Why Small Business Loan Approval Rates Dropped To Record Lows In April 2020
The April 2020 loan approval index did not bring good news for America’s banking industry. After a record-breaking high of 28.3% in February 2020, the percentage of small business loan applications fell to 8.9% in April, the lowest approval rate since 2011.
In early 2020, the lending market was exceptionally strong. Small businesses felt confident about the outlook and were comfortable with taking on debt to fund investment and expansion. The coronavirus pandemic disrupted the matrix entirely.
After falling to less than 4% over the past two years, unemployment skyrocketed to Depression-era levels. Quick action by the federal government resulted in the passage of the CARES Act, which provided millions in relief to workers and small businesses. Lending shifted to PPP loans that are approved by the SBA. For struggling business owners, read on to learn more about possible financing options in the changing lending landscape.
Common Issues Faced By Small Businesses At This Time
The pandemic has created many hardships for small businesses, chief among them being the following:
- Access To Capital: Funds available through the CARES Act were quickly depleted. Going forward, you will need to look beyond traditional lenders given their anxieties about funding small businesses.
- Employee Safety: You may need to redesign interior space to keep employees safe from one another as well as from customers.
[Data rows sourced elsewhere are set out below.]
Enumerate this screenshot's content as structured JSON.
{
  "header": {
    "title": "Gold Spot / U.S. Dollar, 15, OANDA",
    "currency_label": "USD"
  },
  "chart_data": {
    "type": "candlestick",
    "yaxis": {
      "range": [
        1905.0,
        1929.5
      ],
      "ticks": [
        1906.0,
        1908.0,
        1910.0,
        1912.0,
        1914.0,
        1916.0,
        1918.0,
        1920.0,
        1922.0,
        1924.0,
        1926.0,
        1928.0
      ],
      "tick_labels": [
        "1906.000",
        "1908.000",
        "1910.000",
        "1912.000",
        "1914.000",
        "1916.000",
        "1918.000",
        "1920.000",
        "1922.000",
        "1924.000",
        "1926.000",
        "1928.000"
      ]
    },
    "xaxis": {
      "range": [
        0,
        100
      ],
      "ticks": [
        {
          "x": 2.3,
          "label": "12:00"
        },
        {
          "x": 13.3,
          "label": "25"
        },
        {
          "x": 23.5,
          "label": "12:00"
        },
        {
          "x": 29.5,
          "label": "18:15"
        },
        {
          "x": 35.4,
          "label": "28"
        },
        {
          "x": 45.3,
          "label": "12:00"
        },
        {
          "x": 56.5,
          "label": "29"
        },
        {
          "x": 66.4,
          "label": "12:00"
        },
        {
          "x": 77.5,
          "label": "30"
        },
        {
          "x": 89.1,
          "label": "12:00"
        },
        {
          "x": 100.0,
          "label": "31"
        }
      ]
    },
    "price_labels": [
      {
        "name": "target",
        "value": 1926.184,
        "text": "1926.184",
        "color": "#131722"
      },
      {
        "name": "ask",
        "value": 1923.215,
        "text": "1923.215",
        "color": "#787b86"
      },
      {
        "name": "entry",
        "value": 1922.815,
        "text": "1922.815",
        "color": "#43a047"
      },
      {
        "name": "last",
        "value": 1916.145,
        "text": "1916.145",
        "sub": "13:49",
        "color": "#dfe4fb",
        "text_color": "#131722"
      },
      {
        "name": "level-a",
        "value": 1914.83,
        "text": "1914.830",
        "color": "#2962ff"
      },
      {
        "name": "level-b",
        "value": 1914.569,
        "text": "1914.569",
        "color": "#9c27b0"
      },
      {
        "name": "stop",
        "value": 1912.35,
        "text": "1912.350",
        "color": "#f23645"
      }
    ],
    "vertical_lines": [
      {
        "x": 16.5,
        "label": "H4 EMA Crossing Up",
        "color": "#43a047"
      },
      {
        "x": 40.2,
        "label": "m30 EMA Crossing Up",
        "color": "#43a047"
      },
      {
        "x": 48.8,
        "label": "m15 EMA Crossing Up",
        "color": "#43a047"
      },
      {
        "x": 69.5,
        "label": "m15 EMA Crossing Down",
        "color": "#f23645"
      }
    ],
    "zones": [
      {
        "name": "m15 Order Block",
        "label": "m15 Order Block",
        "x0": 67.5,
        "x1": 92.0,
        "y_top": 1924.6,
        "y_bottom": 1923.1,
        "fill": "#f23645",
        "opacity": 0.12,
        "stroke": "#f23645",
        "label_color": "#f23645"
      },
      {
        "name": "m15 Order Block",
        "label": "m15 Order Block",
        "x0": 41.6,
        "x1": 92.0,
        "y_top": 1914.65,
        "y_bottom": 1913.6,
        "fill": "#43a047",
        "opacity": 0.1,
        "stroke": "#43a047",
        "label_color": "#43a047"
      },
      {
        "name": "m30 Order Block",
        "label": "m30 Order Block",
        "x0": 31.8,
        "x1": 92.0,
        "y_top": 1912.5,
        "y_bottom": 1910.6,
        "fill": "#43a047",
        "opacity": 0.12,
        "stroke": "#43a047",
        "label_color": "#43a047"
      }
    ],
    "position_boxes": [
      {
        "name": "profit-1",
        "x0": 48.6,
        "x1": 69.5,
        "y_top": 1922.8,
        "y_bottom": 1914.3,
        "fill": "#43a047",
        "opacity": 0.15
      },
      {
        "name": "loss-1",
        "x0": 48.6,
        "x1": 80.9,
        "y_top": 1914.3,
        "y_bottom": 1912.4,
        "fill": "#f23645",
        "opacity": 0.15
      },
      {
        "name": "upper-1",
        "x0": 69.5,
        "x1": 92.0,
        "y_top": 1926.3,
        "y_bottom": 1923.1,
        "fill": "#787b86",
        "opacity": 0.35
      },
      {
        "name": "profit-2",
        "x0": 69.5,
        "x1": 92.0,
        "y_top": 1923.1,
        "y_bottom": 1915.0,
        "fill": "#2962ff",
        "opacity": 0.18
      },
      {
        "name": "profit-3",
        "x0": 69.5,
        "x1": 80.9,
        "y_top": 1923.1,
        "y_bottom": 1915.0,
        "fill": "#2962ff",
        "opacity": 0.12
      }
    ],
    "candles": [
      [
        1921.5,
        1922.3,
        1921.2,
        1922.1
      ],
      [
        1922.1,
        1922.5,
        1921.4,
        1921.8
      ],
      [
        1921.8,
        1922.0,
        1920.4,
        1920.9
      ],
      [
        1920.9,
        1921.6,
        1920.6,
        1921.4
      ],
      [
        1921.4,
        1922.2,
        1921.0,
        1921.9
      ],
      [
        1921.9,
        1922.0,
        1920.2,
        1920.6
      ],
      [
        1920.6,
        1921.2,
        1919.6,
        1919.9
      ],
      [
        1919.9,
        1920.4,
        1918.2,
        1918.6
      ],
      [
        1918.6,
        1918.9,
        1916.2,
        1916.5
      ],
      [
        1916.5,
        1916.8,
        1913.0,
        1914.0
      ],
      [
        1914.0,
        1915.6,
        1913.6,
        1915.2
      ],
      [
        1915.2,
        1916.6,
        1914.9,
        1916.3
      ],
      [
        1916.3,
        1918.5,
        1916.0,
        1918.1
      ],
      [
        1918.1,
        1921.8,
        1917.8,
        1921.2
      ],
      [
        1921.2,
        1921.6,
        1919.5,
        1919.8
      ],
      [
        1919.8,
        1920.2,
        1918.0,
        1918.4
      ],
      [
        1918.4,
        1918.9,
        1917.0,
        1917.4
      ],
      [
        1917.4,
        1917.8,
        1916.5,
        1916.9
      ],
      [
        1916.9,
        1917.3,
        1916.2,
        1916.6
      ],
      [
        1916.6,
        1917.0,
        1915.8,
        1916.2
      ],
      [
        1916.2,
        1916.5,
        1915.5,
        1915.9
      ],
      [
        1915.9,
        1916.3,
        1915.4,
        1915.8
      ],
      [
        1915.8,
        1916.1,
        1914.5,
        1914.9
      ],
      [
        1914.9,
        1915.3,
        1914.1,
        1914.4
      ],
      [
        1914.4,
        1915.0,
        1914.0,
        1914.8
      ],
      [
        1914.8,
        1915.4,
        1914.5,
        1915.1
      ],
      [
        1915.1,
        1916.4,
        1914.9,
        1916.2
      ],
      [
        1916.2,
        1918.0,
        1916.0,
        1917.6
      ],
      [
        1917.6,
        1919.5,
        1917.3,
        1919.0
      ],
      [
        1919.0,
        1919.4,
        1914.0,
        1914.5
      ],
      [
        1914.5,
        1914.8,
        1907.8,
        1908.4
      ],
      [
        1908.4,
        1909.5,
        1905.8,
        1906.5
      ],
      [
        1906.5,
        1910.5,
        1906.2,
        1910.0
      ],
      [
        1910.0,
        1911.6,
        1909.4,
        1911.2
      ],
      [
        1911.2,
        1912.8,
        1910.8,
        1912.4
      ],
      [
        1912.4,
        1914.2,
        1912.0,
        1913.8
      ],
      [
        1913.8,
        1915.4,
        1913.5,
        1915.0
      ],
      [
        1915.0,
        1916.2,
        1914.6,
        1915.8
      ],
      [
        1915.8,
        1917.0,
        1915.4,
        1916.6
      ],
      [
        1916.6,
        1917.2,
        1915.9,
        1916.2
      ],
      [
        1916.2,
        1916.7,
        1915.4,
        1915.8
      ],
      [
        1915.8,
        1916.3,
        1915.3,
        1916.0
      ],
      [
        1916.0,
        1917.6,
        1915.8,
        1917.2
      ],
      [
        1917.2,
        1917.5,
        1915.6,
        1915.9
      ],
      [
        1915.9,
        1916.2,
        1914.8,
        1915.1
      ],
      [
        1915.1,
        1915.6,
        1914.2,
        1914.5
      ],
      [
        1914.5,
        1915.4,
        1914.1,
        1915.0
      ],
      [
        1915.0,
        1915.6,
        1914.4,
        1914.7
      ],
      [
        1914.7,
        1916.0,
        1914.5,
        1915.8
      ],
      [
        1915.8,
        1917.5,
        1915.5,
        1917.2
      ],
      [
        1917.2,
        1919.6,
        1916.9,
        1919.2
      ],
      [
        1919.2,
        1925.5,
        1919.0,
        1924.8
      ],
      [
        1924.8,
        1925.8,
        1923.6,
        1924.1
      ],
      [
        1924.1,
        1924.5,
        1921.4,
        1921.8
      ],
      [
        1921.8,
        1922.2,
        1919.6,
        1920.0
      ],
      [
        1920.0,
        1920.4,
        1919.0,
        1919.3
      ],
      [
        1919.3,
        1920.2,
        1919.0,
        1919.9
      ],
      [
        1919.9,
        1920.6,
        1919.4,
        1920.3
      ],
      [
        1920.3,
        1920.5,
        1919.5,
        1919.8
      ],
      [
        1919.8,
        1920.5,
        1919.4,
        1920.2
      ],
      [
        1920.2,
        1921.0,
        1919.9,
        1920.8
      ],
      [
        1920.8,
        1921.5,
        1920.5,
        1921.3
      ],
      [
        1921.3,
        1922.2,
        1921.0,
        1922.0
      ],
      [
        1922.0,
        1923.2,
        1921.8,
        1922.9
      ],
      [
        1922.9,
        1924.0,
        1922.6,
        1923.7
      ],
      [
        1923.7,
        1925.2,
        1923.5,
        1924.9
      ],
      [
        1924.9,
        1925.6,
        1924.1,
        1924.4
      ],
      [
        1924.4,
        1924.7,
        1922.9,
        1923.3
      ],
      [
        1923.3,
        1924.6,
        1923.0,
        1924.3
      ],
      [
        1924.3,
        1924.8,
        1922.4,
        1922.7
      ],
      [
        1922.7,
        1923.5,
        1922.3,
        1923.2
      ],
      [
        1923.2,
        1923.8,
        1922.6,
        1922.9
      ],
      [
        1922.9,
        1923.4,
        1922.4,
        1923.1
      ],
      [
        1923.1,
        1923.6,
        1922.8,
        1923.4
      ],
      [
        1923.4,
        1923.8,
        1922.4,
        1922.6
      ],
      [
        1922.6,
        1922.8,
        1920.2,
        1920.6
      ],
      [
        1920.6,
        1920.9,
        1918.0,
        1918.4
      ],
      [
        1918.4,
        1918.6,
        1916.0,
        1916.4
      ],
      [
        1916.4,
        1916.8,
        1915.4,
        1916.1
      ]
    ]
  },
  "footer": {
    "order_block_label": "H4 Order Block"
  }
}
- Supply Chain Disruptions: You are ready to open, but your supply chains are still shuttered. Take advantage of all opportunities to purchase in bulk. Find alternative distributors until previous suppliers come back online.
- Customer Concerns: The most important thing now is to reassure customers that you are doing everything possible to ensure their safety. If possible, shift more business online so consumers can avoid coming to your physical site.
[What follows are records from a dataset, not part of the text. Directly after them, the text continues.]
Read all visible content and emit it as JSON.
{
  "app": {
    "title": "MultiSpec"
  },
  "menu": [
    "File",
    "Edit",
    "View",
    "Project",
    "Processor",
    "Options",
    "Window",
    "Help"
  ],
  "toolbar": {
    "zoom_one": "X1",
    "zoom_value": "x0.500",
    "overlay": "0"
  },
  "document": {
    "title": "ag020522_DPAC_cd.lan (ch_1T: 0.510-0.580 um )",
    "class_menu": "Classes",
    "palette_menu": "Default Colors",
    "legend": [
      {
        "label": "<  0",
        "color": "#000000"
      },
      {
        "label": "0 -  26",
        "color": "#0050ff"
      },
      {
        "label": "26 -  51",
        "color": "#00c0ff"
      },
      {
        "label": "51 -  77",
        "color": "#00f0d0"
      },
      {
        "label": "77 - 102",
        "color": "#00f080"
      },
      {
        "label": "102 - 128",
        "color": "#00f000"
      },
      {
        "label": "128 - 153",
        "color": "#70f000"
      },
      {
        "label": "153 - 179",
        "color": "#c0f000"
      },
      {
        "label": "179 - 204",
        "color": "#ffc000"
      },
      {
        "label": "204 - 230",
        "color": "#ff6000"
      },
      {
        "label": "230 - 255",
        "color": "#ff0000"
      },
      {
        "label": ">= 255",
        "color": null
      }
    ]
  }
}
- Insurance: Check-in with your insurance carrier to determine the extent of benefits available due to government shutdowns and loss of business.
- Increased Sanitation Costs: You will need to enhance your sanitation procedures and train your cleaning staff on how to deal with the new reality.
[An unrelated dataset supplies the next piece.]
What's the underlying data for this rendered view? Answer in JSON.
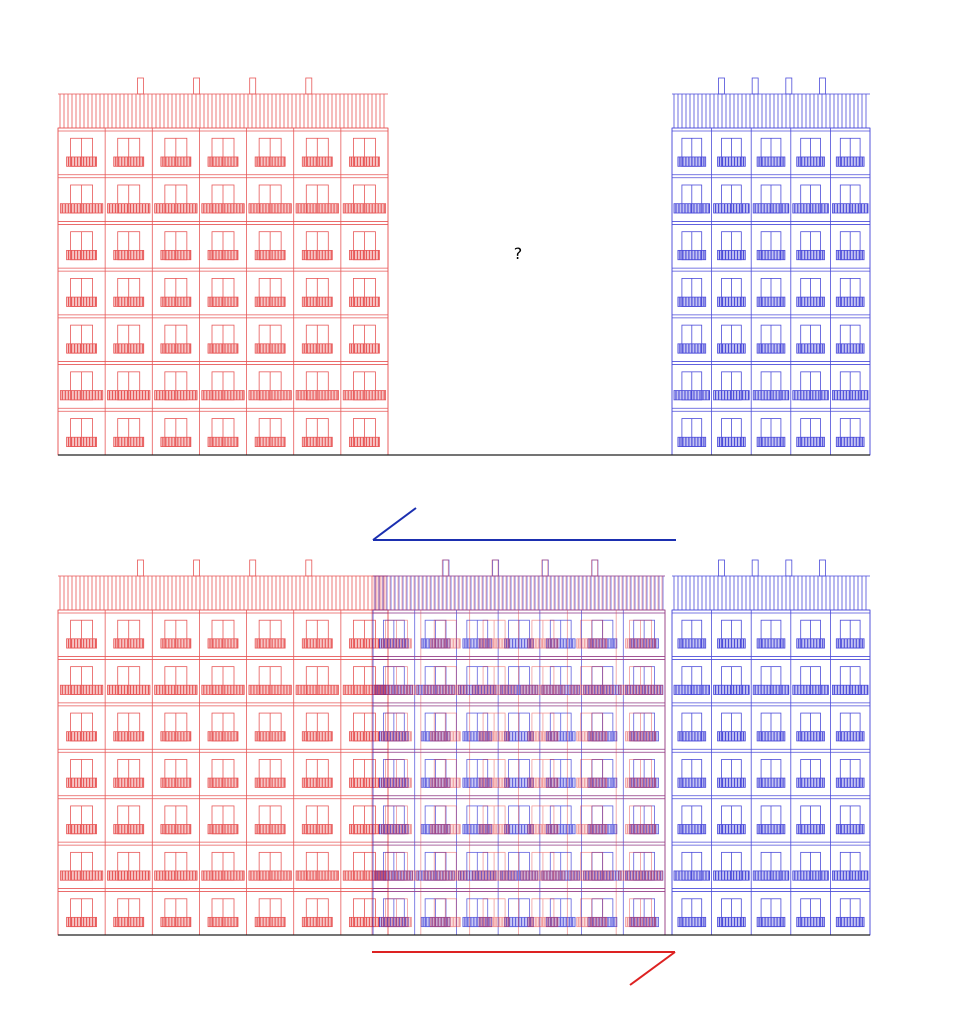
{
  "annotation": "?"
}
- Shifting Marketing Strategies: Your previous marketing strategy may not be as successful in the post-COVID-19 world. Focus on safety and acknowledge your consumers’ concerns.
- Looking Forward: The coronavirus is one example of how suddenly the landscape can change. Now is a good time to strategize to effectively manage future disruptions.
COVID-19 Funding Options
To protect the small business community, four main programs were created under the CARES Act:
- Paycheck Protection Program: These are low-interest loans that help you keep your employees on the payroll. If you keep them on the payroll for eight weeks, the loan is forgiven. You can also use PPP funds to pay your mortgage or rent and utilities.
- EIDL Loan Advance: Economic Injury Disaster Loan Advance is intended to provide economic support for businesses that are experiencing a temporary loss of revenue due to COVID-19. Currently, eligibility is restricted to agricultural businesses engaged in farming, ranching, food and fiber production, or aquaculture.
- SBA Express Bridge Loans: The SBA Express bridge loan quickly provides up to $25,000 to cover the gap while you wait for your Economic Injury Disaster Loan funds to come through.
- SBA Debt Relief: If you have outstanding SBA microloans, 7(a) loans, or 504 financings, and have been impacted by COVID-19, you will receive a six-month loan deferment. The SBA will pay the principal, interest, and all associated fees. This will happen automatically without application, and your lender has already been notified.
How To Maximize Your Chances Of Getting Approved
With the quantity of SBA loans online right now, you may be wondering ‘how can I get an SBA loan?’ Here are some ways to maximize your chances of approval.
- PPP Loans
- Make sure your application is complete.
- The criteria for loan forgiveness are complicated. Before submitting your application, ask your lawyers and accountants to review it.
- Be sure to include all supplementary documents including:
- Bank accounts or third-party payroll service reports documenting your payroll.
- Payroll tax forms (typically 941) and state quarterly wage and unemployment filings.
- Canceled checks, bank statements, or payment receipts that prove your contribution to employee health insurance and retirement plans.
- Traditional SBA 7(a) loans
- Make sure you meet the SBA size requirements and have a good credit history.
- If you have prior government loans, be sure they are paid or in good standing.
- Write a strong business plan that includes an overview of your company and product/service, corporate structure, mission statement, industry analysis, and financial statement. Be sure to explain how the SBA loan funds will help you improve your bottom line.
The coronavirus pandemic created unprecedented disruptions for the lending and small business communities. Small businesses face new operating realities that will create more of a burden on cash flow. Accordingly, SBA financing, especially via PPP, can be a lifeboat for small businesses seeking to weather this storm.